Consider providing templates like:

templates/
├─ batch_summary.html.j2     # banner, percent, message, updated_at
├─ file_table.html.j2        # file rows with status/HITL badges
└─ file_detail.html.j2       # steps, notes/checks/errors per file

Example snippet:

<h1>Batch {{ report.batch_id }} — {{ report.stage }}</h1>
<p>Status: {{ report.percent }}% — {{ report.message }}</p>

<ul>
{% for f in report.files %}
  <li>
    File {{ f.name or f.file_id }}: {{ f.status }}
    {% if f.review and f.review.flagged %} 🔎 Review requested {% endif %}
    <ul>
      {% for s in f.steps %}
        <li>
          {{ s.label }} — {{ s.status }}
          {% if s.review and s.review.flagged %}
            🔎 Requires review: {{ s.review.reason }}
          {% endif %}
        </li>
      {% endfor %}
    </ul>
  </li>
{% endfor %}
</ul>

Parsing JSON back into Pydantic models (reconstruct & render)

To go beyond “just JSON”, reconstruct the full report object and pass it to templates or programmatic tooling.

import json
from pipeline_watcher import PipelineReport

def load_report(path: str) -> PipelineReport:
    with open(path, "r", encoding="utf-8") as f:
        data = json.load(f)
    # Validate & construct the full object graph (PipelineReport → FileReport → StepReport)
    return PipelineReport.model_validate(data)  # pydantic v2

# Usage
report = load_report("reports/progress.json")
# now pass `report` directly to Jinja2 or other code

If you need resilience for older schema versions, add a small migration layer before model_validate() (e.g., if data.get("report_version") == "v1": transform(data)). Pydantic will do the heavy lifting for nested models and enums.

Persistence

JSON-friendly: model_dump_json() on any report.
Helper: dump_report(path, report) or PipelineReport.save(output_path) (direct write).

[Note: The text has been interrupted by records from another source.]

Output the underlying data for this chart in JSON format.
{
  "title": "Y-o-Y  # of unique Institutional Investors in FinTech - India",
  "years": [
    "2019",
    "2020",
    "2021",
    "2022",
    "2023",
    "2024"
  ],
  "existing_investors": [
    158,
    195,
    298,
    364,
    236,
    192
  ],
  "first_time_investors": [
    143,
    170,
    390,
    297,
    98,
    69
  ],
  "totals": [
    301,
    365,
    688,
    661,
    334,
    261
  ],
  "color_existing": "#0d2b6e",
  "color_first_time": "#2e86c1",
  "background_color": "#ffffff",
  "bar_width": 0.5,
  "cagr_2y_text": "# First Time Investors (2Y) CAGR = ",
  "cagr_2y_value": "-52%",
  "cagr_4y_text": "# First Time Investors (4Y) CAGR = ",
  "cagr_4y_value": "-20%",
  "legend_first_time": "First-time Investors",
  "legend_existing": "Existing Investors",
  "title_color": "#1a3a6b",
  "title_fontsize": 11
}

from pipeline_watcher import dump_report

dump_report("reports/progress.json", report)  # atomic helper
# or, if you prefer a direct write on the object:
report.output_path = "reports/progress.json"
report.save()

When to reach for heavier tools

Orchestration (Prefect/Dagster): scheduling, retries, distributed runs, and fleet UIs.
Experiment tracking (MLflow/W&B): params, metrics, artifacts, and comparisons.
Data validation (Great Expectations): formalized expectations & HTML data docs.

pipeline-watcher stays intentionally small: append-only, JSON-first, HITL‑aware, and UI-ready.